Enlightenment is not separate from washing dishes or growing lettuce. To learn how to live each moment of our daily life in deep mindfulness and concentration is the practice.

The conception and unfolding of a piece of art take place exactly in these moments of our daily life. The time when you begin to write down the music or the poems is only the time of delivering the baby. The baby has to be in you already in order for you to deliver it. But if the baby is not in you, even if you sit for hours and hours at your desk, there’s nothing to deliver, and you cannot produce anything. Your insight, your compassion, and your ability to write in a way that will move the other person’s heart are flowers that bloom on your tree of practice. We should make good use of every moment of our daily life in order to allow this insight and compassion to bloom.

The Gift of Transformation

A pregnant mother can be very happy every time she thinks of the baby inside of her. The baby, although not born yet, can give the mother a lot of joy. Every moment of her daily life, she is aware of the baby’s presence, so she does everything with love. She eats with love, she drinks with love because she knows that without her love, the baby may not be healthy.

She’s very careful all the time. She knows that if she makes a mistake, if she smokes a lot, if she drinks a lot of alcohol, this will not be good for her baby. So she’s very mindful, and she lives with the mind of love.

Practitioners have to act very much like a mother. We know that we want to produce something, we want to offer something to humanity, to the world. Each of us carries within ourselves a baby—the baby Buddha, and it is the baby Buddha in us that we can offer. We must live in mindfulness in order to take good care of our baby Buddha.

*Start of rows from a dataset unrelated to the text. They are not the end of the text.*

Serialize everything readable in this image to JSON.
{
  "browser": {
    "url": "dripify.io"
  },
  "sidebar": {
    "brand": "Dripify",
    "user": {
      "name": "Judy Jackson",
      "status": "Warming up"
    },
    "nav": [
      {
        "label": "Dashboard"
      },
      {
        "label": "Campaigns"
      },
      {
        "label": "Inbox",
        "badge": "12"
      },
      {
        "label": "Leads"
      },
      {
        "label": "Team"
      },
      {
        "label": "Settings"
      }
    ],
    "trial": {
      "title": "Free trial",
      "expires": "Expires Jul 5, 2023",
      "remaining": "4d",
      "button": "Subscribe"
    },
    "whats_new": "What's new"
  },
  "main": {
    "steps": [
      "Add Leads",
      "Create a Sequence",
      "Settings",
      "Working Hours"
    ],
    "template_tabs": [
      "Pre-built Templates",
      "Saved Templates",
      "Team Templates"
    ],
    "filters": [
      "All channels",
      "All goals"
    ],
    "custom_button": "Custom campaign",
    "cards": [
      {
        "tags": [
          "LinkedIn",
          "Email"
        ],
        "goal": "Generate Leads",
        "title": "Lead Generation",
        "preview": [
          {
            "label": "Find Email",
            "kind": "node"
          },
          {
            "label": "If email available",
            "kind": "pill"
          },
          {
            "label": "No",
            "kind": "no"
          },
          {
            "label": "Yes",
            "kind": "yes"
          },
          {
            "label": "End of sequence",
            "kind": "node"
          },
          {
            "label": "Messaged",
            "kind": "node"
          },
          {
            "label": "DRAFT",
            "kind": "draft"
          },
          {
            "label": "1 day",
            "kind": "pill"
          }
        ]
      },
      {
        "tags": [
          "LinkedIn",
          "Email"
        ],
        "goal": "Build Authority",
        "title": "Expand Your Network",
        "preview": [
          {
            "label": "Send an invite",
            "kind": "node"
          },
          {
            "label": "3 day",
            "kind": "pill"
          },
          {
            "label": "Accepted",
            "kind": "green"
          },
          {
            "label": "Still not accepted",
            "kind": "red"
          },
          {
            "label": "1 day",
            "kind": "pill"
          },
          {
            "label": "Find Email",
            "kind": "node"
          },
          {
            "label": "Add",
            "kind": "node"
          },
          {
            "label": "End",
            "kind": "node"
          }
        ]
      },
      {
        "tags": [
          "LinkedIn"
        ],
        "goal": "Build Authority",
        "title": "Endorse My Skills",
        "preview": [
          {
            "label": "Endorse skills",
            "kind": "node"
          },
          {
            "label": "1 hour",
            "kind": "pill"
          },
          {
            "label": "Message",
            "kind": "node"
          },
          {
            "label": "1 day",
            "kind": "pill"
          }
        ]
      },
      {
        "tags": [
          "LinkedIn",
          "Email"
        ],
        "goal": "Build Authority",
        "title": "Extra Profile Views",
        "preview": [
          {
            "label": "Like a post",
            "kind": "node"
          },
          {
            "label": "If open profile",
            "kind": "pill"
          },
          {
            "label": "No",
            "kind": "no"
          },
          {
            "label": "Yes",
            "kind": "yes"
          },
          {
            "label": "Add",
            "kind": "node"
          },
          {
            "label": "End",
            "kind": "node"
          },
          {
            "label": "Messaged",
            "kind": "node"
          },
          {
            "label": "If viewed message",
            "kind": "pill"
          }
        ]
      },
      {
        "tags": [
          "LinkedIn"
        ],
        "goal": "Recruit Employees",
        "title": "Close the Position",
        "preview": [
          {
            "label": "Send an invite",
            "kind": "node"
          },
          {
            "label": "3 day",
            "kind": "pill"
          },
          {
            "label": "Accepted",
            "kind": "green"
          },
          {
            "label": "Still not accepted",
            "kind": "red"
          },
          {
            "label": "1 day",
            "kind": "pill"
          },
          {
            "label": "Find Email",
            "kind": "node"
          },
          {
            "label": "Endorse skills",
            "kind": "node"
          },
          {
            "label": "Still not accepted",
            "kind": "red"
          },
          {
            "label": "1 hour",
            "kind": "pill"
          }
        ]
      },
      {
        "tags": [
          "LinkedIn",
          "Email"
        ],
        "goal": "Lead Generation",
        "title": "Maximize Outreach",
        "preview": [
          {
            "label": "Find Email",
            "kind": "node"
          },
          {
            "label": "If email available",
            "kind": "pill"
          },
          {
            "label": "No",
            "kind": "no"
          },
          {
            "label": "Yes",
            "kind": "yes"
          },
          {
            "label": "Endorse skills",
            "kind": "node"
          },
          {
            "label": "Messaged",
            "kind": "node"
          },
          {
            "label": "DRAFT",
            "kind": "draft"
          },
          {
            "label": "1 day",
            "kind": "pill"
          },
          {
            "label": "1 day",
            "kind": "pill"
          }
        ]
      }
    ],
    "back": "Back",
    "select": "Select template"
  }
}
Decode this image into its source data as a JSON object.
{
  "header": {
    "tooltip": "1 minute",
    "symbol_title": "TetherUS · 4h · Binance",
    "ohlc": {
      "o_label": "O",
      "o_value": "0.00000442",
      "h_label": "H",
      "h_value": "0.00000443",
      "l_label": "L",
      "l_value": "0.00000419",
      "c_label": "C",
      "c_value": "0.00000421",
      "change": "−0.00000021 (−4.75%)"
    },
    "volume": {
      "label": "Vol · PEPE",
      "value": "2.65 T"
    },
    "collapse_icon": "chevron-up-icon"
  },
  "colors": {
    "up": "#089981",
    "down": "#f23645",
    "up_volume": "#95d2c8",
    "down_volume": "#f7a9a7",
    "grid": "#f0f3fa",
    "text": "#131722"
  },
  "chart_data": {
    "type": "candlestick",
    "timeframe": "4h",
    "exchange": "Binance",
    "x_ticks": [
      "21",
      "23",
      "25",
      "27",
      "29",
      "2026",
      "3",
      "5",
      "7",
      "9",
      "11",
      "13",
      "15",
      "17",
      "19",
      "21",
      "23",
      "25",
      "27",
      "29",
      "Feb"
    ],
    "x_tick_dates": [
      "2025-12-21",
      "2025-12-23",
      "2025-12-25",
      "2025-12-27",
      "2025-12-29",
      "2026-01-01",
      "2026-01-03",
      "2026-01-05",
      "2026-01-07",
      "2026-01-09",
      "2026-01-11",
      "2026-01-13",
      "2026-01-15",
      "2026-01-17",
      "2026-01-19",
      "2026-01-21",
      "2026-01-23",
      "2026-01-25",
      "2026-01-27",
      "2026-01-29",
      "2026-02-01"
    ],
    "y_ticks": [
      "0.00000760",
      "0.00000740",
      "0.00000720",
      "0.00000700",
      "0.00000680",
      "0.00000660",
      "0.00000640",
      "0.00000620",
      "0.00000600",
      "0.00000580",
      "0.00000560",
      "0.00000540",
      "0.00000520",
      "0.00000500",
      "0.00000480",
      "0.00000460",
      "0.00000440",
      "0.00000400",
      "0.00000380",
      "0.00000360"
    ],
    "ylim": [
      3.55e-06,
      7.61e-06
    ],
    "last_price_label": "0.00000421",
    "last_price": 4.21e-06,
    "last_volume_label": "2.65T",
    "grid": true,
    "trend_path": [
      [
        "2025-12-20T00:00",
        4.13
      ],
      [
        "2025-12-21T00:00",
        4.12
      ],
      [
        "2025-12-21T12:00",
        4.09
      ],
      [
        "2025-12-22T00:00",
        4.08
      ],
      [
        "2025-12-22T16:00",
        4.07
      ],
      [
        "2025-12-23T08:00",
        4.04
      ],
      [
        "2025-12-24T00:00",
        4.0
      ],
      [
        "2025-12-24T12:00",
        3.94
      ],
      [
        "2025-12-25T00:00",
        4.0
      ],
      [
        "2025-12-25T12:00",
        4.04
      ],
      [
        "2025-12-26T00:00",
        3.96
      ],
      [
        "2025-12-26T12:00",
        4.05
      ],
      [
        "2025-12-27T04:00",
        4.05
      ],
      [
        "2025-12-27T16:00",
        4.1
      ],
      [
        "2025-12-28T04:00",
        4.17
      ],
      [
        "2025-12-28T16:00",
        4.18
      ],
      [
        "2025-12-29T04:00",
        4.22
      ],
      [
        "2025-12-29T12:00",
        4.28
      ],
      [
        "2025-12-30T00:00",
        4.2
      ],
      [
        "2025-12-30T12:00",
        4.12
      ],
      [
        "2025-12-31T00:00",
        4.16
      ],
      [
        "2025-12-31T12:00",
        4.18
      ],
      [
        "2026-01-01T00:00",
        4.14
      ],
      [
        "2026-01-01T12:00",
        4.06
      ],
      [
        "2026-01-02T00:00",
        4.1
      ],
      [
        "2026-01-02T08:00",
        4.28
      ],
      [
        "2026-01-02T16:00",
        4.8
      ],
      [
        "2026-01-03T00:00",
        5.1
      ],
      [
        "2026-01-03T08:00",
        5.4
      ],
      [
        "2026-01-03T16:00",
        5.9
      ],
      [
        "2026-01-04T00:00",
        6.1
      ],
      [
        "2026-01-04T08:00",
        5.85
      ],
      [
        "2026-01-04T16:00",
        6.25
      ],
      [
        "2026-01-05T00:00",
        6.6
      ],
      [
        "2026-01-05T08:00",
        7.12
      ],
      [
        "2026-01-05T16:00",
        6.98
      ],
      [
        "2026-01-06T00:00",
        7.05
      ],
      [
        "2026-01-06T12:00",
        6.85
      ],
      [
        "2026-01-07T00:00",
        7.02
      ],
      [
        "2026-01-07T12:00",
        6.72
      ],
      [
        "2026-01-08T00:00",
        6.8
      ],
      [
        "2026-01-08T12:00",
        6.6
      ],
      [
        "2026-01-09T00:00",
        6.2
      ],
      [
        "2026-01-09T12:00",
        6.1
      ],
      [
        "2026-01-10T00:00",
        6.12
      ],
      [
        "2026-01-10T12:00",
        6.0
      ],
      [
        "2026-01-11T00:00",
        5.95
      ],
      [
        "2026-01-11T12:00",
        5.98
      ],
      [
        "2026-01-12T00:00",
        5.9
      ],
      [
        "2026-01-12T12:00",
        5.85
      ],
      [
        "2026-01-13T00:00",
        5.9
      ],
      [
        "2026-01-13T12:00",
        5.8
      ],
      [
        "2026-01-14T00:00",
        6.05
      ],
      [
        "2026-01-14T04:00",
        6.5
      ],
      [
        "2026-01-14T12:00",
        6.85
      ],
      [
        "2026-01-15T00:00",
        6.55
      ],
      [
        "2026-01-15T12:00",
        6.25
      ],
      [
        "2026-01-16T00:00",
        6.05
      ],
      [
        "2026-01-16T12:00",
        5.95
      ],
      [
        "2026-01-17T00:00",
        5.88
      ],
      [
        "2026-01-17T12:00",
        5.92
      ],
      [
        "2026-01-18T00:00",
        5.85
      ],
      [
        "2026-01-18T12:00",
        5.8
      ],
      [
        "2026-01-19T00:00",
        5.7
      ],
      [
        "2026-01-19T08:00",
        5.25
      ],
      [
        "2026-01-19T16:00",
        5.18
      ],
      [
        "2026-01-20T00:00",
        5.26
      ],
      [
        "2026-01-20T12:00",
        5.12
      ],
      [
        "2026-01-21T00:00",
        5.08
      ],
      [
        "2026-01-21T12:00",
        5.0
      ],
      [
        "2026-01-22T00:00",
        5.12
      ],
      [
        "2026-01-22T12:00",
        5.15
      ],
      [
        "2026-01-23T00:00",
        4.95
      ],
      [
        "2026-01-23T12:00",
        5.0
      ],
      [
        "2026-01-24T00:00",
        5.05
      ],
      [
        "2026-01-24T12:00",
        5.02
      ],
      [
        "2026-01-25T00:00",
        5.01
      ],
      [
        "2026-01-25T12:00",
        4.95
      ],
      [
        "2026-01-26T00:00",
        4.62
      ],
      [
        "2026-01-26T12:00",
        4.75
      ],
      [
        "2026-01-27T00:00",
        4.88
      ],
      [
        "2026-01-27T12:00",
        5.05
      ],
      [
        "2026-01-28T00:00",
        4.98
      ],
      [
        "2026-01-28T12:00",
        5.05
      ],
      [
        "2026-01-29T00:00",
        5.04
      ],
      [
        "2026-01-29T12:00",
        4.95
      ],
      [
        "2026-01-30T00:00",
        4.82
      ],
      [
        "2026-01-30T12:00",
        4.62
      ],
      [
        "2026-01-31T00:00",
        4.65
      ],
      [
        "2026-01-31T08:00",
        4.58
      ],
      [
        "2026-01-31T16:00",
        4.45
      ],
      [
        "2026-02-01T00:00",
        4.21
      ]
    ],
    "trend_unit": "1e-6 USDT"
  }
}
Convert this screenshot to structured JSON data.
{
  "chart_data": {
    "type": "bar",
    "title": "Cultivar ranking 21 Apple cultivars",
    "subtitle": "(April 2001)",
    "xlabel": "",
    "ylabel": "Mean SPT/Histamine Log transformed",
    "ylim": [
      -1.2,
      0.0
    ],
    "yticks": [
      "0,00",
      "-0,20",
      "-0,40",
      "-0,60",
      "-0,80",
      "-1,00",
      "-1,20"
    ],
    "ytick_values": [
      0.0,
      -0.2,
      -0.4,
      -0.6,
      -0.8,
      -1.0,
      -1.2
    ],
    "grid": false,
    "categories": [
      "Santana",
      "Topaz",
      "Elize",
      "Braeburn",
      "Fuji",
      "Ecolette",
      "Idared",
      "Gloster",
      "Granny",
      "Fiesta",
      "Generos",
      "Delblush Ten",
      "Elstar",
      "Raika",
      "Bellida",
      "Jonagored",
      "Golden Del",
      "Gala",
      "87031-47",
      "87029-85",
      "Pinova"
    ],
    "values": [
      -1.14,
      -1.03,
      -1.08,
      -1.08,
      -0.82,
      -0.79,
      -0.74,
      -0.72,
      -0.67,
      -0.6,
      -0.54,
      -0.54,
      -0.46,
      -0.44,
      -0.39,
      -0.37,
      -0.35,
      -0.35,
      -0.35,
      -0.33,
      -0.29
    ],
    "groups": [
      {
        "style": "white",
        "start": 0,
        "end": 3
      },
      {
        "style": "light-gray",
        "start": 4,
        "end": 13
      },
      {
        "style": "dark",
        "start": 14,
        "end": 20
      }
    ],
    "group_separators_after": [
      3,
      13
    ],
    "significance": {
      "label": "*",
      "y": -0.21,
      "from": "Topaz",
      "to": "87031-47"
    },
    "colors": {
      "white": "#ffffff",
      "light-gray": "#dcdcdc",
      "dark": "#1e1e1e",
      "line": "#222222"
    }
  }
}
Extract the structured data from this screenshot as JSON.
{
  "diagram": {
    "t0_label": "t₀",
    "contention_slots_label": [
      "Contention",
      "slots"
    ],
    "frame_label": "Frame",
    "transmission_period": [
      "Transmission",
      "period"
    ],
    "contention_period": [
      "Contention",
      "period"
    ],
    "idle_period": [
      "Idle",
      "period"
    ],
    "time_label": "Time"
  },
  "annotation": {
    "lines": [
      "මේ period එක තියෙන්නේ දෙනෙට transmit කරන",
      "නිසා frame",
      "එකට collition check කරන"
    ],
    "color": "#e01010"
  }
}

It is the energy of the Buddha in us that allows us to write a real love letter and reconcile with another person. A real love letter is made of insight, understanding, and compassion.

Otherwise it is not a love letter. A true love letter can produce a transformation in the other person, and therefore in the world. But before it produces a transformation in the other person, it has to produce a transformation within you. The time you take to write the letter may be your whole life.